Авторы исследования пришли к выводу, что вид прикосновения — рукопожатие или касание плеча — также имеет значение. Он оказывает влияние на то, насколько сильно вы готовы рисковать. И при этом прикосновение женщиной к плечу может вызывать чувство защищенности, подобное тому, какое испытывает ребенок от прикосновения матери. Все участники исследования после экспериментов заполнили анкеты, в которых указали, что они действительно чувствовали защищенность, и это позволяло им идти на риск в надежде получить больший выигрыш.

Ранее другой эксперимент показал, что буквально чудодейственной силой обладает прикосновение руки или рукопожатие любимого человека в острых ситуациях, связанных с душевной болью и стрессом.

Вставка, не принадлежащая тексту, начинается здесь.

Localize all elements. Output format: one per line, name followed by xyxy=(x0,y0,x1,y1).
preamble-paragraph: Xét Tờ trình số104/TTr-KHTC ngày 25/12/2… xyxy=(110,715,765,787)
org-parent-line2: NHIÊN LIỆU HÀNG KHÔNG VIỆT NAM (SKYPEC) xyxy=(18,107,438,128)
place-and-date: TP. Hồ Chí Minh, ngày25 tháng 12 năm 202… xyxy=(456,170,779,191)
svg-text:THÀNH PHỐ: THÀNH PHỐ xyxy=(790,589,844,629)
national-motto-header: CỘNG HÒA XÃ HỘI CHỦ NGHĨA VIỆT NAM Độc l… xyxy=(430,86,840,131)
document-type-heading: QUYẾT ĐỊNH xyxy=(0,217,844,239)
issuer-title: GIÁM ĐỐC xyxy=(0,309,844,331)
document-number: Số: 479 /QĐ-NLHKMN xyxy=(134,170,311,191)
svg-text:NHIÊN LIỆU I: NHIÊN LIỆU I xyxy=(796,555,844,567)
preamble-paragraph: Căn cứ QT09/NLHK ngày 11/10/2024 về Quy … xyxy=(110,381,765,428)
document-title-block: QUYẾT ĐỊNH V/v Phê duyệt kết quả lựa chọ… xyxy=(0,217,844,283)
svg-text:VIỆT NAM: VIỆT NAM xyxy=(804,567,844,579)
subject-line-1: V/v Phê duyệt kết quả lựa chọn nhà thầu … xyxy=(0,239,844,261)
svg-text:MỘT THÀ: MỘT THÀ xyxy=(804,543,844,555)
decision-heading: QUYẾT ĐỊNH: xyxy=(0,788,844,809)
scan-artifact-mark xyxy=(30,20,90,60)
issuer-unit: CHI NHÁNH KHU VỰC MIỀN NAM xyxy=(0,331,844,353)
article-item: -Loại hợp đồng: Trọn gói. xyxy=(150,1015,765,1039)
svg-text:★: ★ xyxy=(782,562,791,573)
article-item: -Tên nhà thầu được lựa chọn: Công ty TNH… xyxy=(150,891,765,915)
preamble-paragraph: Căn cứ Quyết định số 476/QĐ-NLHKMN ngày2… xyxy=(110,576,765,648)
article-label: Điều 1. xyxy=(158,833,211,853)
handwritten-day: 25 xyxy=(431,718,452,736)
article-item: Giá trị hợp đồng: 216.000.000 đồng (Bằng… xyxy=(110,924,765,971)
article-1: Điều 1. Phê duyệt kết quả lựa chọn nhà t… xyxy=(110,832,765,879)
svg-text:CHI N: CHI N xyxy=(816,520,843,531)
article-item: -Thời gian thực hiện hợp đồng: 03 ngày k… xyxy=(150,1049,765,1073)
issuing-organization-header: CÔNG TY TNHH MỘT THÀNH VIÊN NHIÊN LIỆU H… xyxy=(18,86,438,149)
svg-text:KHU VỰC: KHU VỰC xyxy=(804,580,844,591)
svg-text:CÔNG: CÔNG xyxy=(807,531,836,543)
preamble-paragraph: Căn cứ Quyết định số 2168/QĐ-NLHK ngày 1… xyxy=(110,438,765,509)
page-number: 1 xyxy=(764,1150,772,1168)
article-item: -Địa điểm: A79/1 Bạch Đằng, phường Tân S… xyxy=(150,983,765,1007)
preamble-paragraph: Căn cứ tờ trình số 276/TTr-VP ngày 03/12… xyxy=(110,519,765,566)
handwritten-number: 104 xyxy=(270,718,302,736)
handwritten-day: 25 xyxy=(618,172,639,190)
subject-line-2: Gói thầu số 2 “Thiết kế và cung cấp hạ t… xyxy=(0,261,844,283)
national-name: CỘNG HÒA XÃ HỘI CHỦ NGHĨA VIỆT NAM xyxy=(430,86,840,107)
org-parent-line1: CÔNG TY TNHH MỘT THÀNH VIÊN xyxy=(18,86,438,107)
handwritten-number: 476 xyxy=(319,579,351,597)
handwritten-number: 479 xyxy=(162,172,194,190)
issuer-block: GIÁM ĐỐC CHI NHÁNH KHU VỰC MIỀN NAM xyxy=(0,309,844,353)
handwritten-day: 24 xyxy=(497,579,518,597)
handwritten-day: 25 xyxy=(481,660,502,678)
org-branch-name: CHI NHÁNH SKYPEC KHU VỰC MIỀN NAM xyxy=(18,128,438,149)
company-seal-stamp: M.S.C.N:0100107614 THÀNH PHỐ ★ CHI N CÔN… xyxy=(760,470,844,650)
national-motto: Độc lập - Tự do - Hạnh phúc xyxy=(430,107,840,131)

Об этом свидетельствуют данные исследования, обнародованного в журнале «Сайколоджикал сайенс». Оно проведено калифорнийским университетом с участием десятков влюбленных добровольцев, в основном женщин, которые находились в прекрасных отношениях с партнерами на протяжении по меньшей мере полугода.

Даже в случае небольшого ожога женщины чувствовали гораздо меньший дискомфорт, когда их рука находилась в руке любимого человека. При этом испытуемые сравнивали эти ощущения с теми, когда держали свою руку в руке незнакомца. Облегчить боль по крайней мере у женщин способна даже фотография любимого. Испытуемые представительницы прекрасного пола, по их утверждению, чувствовали себя значительно лучше при наличии небольшой боли, когда смотрели на фото любимого.

----------